Clima elettorale
Non sempre le elezioni in un paese di 4 milioni di abitanti meritano l’attenzione del mondo. Così sarebbe potuto essere anche per la Norvegia, dove oggi si vota per il rinnovo del Parlamento. Stavolta, però, di motivi ce ne sono almeno due.
In primis perché la politica norvegese ha alcune interessanti analogie con quella tedesca, dove si vota tra poco più di dieci giorni. E poi perché proprio dalla Norvegia, uno dei maggiori esportatori di petrolio del mondo, arrivano segnali di “resistenza” popolare alla transizione verde.
Donne e petrolio
Da stasera, una leader conservatrice che ha governato un paese europeo per anni potrebbe dover lasciare l’incarico. No, non Angela Merkel, pronta all’annunciato “pensionamento” dopo 16 anni al potere. Ma Erna Solberg, premier della Norvegia dal 2013 e leader del Partito conservatore dal 2004, l’anno prima che Merkel diventasse cancelliera. Anche a Oslo, inoltre, le sorti della “donna al comando” sembrano destinate a scontrarsi contro una muraglia “rossa”: i socialisti in Germania, i laburisti in Norvegia.
Le analogie però finiscono qui: la Norvegia è un petro-stato, in cui il settore oil rappresenta il 60% delle esportazioni e foraggia il più grande fondo sovrano al mondo (1.300 miliardi di dollari). E i cittadini lo sanno, tanto che se qualche mese fa in Germania i Verdi erano temporaneamente diventati primo partito, gli omologhi norvegesi (tra i pochi favorevoli allo stop alle trivelle) languono al 4%.
Da Oslo a Bruxelles
Il disinteresse dei norvegesi per la lotta al cambiamento climatico sembra in contrasto con le tendenze del resto del continente. Solo a luglio la Commissione europea ha presentato “Fit for 55”, il programma per accelerare il taglio delle emissioni già entro il 2030.
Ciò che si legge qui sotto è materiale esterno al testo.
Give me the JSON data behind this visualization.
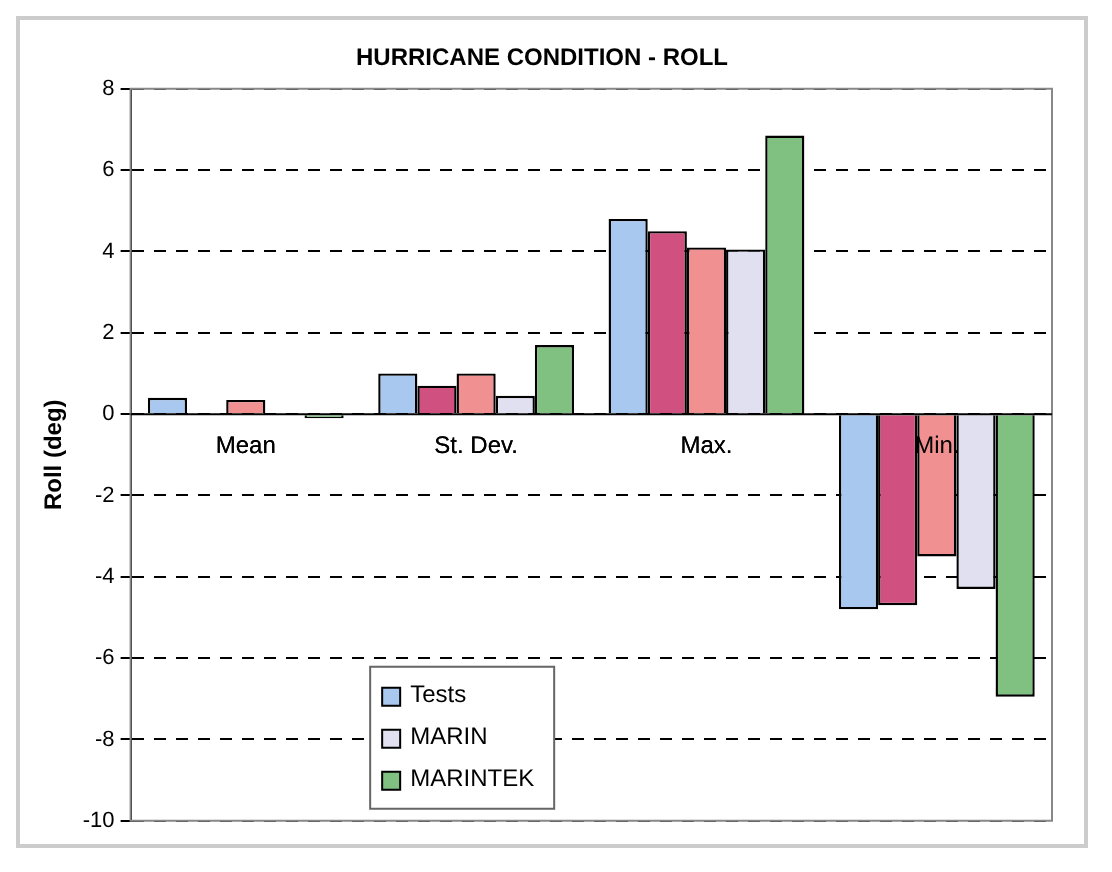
{
  "chart_data": {
    "type": "bar",
    "title": "HURRICANE CONDITION - ROLL",
    "ylabel": "Roll (deg)",
    "categories": [
      "Mean",
      "St. Dev.",
      "Max.",
      "Min."
    ],
    "series": [
      {
        "name": "Tests",
        "color": "#a8c8f0",
        "values": [
          0.4,
          1.0,
          4.8,
          -4.8
        ]
      },
      {
        "color": "#d05080",
        "values": [
          0,
          0.7,
          4.5,
          -4.7
        ]
      },
      {
        "color": "#f09090",
        "values": [
          0.35,
          1.0,
          4.1,
          -3.5
        ]
      },
      {
        "name": "MARIN",
        "color": "#e0e0f0",
        "values": [
          0,
          0.45,
          4.05,
          -4.3
        ]
      },
      {
        "name": "MARINTEK",
        "color": "#80c080",
        "values": [
          -0.1,
          1.7,
          6.85,
          -6.95
        ]
      }
    ],
    "ylim": [
      -10,
      8
    ],
    "yticks": [
      -10,
      -8,
      -6,
      -4,
      -2,
      0,
      2,
      4,
      6,
      8
    ],
    "grid": "y",
    "legend": "bottom left"
  }
}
A ben guardare, invece, le rimostranze contro una transizione “troppo veloce” potrebbero moltiplicarsi anche sul continente. Già nella "verdissima” Germania, dove nel dibattito elettorale persino il socialista Scholz ha preso le distanze dall’“ambientalismo ingenuo” (parole sue). E nel resto d’Europa, dove i prezzi di gas ed elettricità sono ai massimi da anni e l’arrivo del freddo non potrà che farli aumentare. Così, proprio mentre COP si avvicina, un autunno caldo sembra alle porte.